Local Authority Direct Agreement Project Agreement Shareholders Equity Senior Debt SPV Funder Sub-contracts Design and Construction Housing management and day-to-day repairs Lifecycle repairs Typical PFI Contractual Structure
Typical Features of Financial Structure • SPV set-up to enter into contracts and raise finance. • Competitive long-term financing. • High gearing (ca 90:10 debt:equity ratio) with small equity cushion. • Long term debt with limited tail until concession end. • Repayment solely from project cash flows. • Security solely over SPV’s assets and step-in rights. • No “bricks & mortar” security.
What Makes a Project Bankable? (1) • Affordability • Experience and commitment of all consortium members • Design & build; • Maintenance / Day-to-day repairs; but also… • Housing Management…New in PFI. • Registered Social Landlords • Long-term commitment through fixed price contracts. • Must appreciate & be able to withstand risk transfer. • RSLs and PFI are compatible.
What Makes a Project Bankable? (2) • Clear risk allocation with realistic transfer of risks and liabilities • OGC guidelines need to acknowledge sector-specifics. • Address sector specific issues, e.g. - 100% stock condition survey - Latent defects - Interface with tenants / access - Payment mechanism - Right to buy & right to manage - Refurbishment versus new-build & impact on life cycle • Robust financial structure. • Satisfactory due diligence.

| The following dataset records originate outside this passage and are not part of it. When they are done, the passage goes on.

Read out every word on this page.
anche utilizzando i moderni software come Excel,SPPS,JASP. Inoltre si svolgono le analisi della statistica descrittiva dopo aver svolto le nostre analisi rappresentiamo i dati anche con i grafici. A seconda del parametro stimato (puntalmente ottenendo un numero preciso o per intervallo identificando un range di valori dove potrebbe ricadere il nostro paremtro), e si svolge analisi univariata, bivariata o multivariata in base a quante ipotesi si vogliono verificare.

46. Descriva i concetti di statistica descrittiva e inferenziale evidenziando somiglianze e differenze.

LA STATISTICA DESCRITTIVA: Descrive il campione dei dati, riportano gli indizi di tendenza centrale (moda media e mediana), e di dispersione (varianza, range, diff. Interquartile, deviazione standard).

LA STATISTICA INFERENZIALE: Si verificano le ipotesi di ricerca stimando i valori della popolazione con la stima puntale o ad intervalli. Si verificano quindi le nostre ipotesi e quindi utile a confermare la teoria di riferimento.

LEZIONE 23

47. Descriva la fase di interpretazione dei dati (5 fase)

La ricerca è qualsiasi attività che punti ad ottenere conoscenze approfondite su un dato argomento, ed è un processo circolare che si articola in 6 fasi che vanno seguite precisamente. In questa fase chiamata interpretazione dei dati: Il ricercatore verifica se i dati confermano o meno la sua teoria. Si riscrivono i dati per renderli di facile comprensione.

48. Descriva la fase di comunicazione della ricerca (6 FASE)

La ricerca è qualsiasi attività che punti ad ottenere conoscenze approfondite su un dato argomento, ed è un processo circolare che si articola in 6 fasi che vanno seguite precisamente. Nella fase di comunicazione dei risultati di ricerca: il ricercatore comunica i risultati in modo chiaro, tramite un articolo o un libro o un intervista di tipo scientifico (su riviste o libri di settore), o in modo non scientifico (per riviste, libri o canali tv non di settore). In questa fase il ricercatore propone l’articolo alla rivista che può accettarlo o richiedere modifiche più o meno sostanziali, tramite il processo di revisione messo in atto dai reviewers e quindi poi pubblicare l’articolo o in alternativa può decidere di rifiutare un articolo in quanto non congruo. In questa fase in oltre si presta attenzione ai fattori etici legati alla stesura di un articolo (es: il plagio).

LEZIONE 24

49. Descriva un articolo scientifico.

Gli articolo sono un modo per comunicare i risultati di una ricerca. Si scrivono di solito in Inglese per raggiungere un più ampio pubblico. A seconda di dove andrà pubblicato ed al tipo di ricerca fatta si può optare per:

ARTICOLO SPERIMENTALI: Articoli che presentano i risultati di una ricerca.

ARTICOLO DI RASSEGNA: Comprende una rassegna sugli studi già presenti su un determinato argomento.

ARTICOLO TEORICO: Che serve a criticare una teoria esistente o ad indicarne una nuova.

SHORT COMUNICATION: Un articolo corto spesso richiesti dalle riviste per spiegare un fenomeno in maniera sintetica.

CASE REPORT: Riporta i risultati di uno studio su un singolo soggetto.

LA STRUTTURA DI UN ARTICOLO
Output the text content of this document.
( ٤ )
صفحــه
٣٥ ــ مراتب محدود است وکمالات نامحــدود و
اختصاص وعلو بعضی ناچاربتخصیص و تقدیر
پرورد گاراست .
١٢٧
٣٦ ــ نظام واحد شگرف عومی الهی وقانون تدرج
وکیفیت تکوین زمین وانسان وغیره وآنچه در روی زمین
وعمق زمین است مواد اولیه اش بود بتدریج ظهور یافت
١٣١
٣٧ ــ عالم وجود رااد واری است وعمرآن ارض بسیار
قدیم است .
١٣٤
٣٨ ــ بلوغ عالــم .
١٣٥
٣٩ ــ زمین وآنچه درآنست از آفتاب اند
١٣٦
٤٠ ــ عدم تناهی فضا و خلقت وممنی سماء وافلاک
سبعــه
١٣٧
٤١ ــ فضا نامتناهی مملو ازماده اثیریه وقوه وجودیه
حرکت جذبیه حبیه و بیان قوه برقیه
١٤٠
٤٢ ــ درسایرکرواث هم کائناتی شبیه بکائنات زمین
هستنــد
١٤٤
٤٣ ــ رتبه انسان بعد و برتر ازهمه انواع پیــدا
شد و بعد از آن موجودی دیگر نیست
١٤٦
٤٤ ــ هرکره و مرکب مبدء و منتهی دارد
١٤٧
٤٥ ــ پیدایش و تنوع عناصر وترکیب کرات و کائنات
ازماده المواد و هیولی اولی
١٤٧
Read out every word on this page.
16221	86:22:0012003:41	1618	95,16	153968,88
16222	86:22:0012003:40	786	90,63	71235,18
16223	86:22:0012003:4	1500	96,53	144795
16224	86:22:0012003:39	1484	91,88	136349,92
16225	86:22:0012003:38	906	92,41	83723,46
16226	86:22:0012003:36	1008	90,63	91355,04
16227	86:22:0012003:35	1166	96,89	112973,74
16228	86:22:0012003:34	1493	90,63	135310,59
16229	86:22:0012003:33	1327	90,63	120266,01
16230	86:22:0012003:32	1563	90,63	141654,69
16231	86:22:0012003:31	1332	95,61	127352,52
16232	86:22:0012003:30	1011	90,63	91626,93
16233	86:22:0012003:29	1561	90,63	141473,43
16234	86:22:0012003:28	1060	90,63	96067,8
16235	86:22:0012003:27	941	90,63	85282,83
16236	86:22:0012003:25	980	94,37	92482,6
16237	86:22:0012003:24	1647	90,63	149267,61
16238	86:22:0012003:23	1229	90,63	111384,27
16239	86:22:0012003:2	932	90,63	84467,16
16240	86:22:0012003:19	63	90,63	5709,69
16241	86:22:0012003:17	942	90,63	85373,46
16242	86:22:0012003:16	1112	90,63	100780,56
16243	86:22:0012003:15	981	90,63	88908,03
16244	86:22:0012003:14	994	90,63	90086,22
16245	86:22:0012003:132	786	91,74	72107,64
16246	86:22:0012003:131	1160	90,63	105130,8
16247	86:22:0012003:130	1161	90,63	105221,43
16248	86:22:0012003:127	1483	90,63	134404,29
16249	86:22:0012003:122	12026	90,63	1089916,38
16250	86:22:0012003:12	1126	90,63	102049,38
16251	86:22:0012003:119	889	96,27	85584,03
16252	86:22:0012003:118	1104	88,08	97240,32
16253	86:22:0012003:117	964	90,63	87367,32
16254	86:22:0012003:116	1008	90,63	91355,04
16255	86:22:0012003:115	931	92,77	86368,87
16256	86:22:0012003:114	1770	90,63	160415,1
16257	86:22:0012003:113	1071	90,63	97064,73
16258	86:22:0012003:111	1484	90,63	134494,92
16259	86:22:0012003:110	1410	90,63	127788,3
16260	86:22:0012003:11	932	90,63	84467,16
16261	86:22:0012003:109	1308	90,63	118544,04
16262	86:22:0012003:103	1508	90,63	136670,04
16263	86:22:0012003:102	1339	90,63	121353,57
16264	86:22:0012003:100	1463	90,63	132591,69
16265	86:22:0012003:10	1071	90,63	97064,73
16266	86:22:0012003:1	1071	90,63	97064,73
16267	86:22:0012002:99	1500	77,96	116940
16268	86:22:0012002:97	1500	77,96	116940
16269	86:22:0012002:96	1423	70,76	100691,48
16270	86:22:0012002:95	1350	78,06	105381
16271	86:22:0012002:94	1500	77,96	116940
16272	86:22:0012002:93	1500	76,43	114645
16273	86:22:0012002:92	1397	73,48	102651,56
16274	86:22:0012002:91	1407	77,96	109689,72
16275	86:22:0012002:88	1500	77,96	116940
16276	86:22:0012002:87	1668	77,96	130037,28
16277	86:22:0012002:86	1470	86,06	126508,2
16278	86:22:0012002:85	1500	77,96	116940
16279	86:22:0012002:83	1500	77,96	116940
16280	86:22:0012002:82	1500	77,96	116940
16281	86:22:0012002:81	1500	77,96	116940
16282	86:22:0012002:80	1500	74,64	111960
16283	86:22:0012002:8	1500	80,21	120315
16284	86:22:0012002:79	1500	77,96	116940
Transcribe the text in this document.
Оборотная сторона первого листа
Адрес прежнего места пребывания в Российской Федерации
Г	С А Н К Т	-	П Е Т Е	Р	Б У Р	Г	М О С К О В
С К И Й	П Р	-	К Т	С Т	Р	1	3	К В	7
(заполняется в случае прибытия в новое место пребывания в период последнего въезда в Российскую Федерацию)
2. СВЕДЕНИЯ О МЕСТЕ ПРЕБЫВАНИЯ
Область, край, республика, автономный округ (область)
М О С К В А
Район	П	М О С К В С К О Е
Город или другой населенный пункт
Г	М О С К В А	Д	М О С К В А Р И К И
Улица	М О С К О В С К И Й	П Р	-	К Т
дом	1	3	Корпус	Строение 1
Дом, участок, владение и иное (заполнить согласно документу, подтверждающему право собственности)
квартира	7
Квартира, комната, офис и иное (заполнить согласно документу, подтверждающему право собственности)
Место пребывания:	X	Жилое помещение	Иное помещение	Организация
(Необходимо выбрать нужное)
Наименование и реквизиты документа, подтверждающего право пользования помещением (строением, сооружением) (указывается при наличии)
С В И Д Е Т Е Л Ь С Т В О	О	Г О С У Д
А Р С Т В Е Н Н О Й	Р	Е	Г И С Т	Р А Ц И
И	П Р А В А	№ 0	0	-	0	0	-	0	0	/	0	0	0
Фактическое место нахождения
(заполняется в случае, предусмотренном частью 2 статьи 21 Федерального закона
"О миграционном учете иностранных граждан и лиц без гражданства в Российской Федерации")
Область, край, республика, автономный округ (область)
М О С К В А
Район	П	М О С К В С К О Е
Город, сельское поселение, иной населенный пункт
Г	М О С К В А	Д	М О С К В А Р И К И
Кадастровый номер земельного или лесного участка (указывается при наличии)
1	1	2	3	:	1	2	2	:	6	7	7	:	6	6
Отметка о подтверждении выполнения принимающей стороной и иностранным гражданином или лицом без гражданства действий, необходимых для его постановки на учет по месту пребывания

What Makes PFI in Social Housing Different? • Nature, number & occupancy of the assets. • Refurbishment. • Heavily regulated environment / legal rights of tenants. • Unusual financial dynamics. • Nature of parties involved: RSLs & (indirectly) tenants. • Extent of affordability problems experienced. • Lower visibility of housing within Government than, say, health or education.
What Are The Implications For RSLs? • No ownership interest in stock but also no need to pledge security. • Residents remain tenants of the local authority. • New role(s) as shareholder of a project-financed SPV and/or sub-contractors to such an entity. • Long-term sub-contract on an indexed, fixed price basis including pass-through of payment deductions & liabilities from Project Agreement. • Need for sensitivity analysis of potential deductions and negotiate caps on liability.
Is PFI The Future For Social Housing? • PFI in social housing has a future provided the lessons from the “pathfinders” are taken on board. • The legal difficulties should now be behind us. • Particular relevance where: • Transfer is not an option (due to value or negative vote). • A local authority wishes to retain ownership of stock. • An authority wishes to procure new council-owned stock. • New-build should allow increased value for money and quality for tenants.
But … • The market is currently very thin with few bidders for projects. • To attract more RSLs projects need unequivocally to include housing management functions. • The “pathfinders” need to be closed (and fast) to restore confidence in the market. • The stock condition survey process needs to be improved significantly with 100% pre-ITN & validation pre-close. • Difficult to fit a PFI project into a broader regeneration scheme due to the number of parties & sources of finance.
Conclusion • Social housing PFI has had an incredibly prolonged gestation period and is in the middle of a difficult birth. • The market needs to be developed and bidders encouraged to come forward through a disciplined procurement process. • The underlying need for the works and services has not gone away! • Finance is available for appropriately structured projects. • PFI in social housing should succeed, but this should not be taken for granted.